L’image de “chanteuse intellectuelle” qui s’attachait à Marianne Oswald ne lui a malheureusement pas permis de rencontrer un plus large public. De surcroît cette interprète exigeante chantait la révolte, le désespoir et la difficulté de vivre : ce qui n’arrangeait rien de ce point de vue là. La chanteuse s’exile aux États Unis entre 1940 et 1945. De retour en France Marianne Oswald devient productrice d’émissions de radio, puis de télévision. La réédition en 1992 par EPM des chansons gravées dans la cire par la chanteuse entre 1932 et 1938 est un événement qu’il convient de saluer. Il était temps de (re)découvrir l’une des plus grandes dames de la chanson française.


Où est-il donc ? (L Carol & A Decaye - Vincent Scotto)

Chanson du film “Pépé le Moko”, Où est-il donc ? avait pourtant été créée dix ans plus tôt. En 1926 déjà, le regret d’un Paris qui n’est plus taraudait la chanson (“Où est-il mon moulin d’la place Blanche ? / Mon tabac et mon bistrot du coin ? ). Et l’on savait ici à quoi s’en tenir : la banque n’est ce pas. Nulle interprète n’était plus désignée que Frehel pour en témoigner. Pouvait-on prévoir que le pire serait à venir ? Les “années Pompidou”, s’il faut préciser.


OUVRARD (Gaston)

Fils d’Éloi Ouvrard, que l’on considère comme l’inventeur du comique troupier, Gaston marche sur les traces paternelles en illustrant un genre pourtant tombé en désuétude après la boucherie de 14-18. D’ailleurs son plus gros succès, Je n’suis pas bien portant, parait avoir été écrit avant la “grande guerre”. Ouvrard fils refera surface dans les années 70. La télévision popularisera cette silhouette (Gaston revêtant l’uniforme de piou piou abandonné en 1928), et le répertoire d’un interprète qui n’avait rien perdu de sa célèbre volubilité.


Ouvre (Edmond Haraucourt - Laurent Rualten)

Il existe deux versions de cette chanson, l’une des plus érotiques de ce siècle, que Suzy Solidor enregistra au seuil de sa carrière et qui ne fut pas étrangère à la réputation sulfureuse de la chanteuse.

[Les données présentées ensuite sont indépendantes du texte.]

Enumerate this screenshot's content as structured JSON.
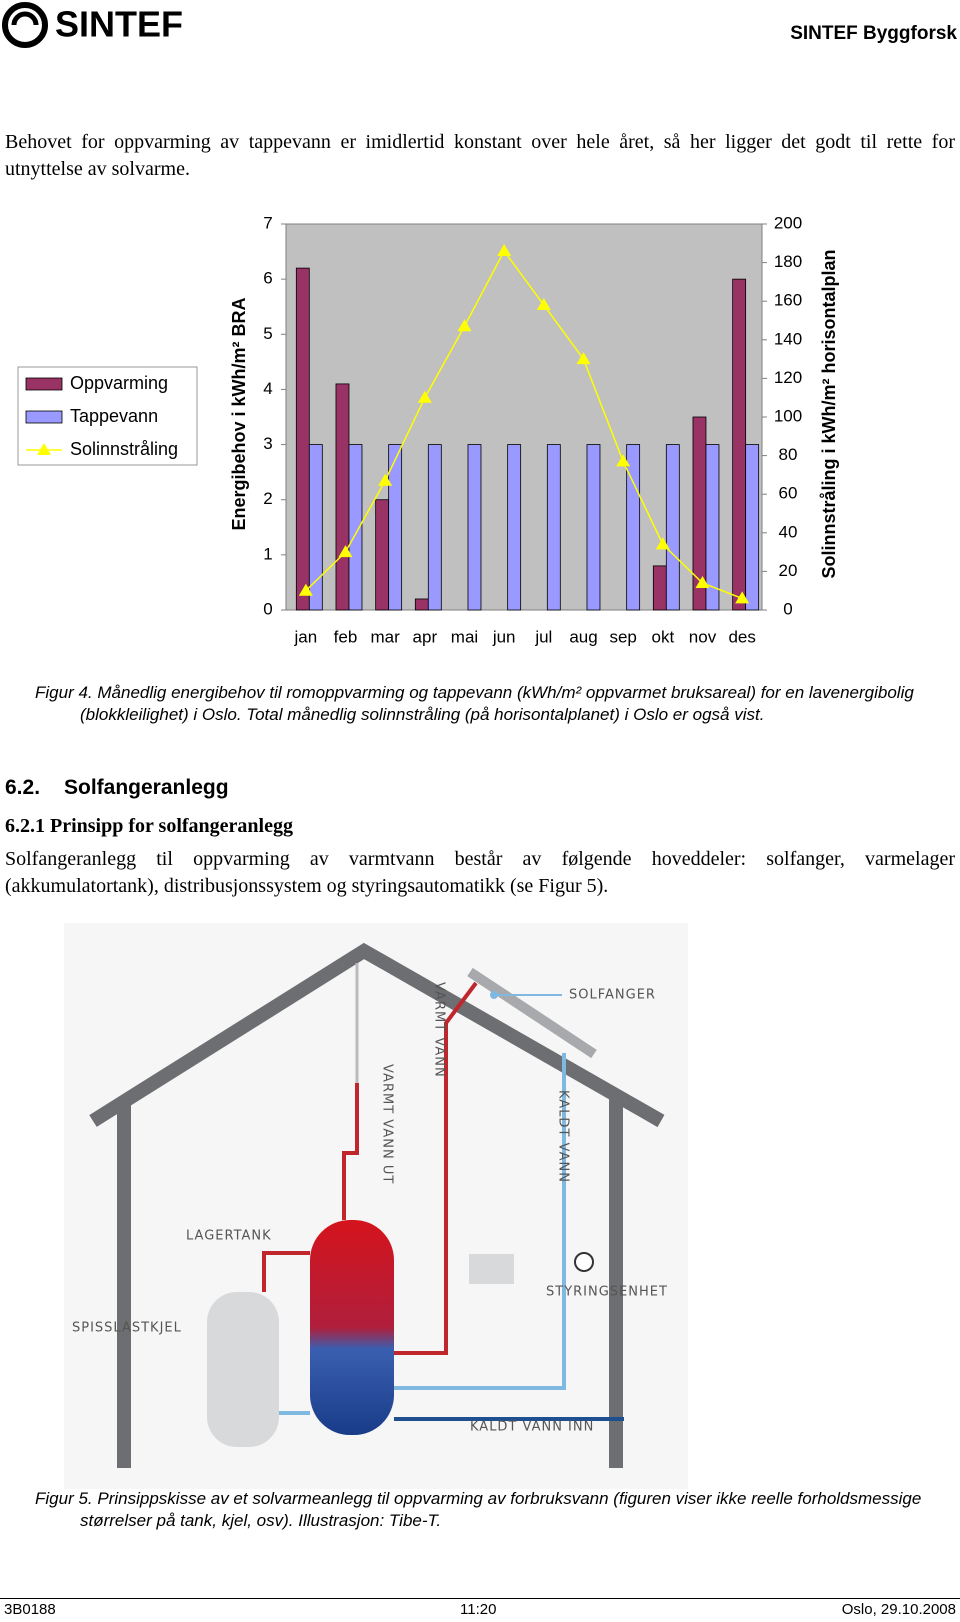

Dans la première, celle de 1933, les deux derniers couplets (“Ouvre tes jambes, prend mes flancs / Dans ces rondeurs blanches et lisses / Ouvre tes deux genoux tremblants / Ouvre tes cuisses / Ouvre tout ce ce qu’on peut ouvrir / Dans les chauds trésors de ton ventre / J’inonderai sans me tarir / L’abîme ou j’entre “) illustrent la convention qui voulait que les interprètes féminines, du moins dans ce genre de répertoire, déclinent ces chansons sur le mode masculin. L’année suivante Suzy Solidor réenregistre Ouvre en l’amputant de ses deux derniers couplets. La chanson y perd son coté “torride” mais devient plus troublante : on relève alors comme une ambiguïté en terme d’objet sexuel qui contribuera à faire de Ouvre un hymne saphiste.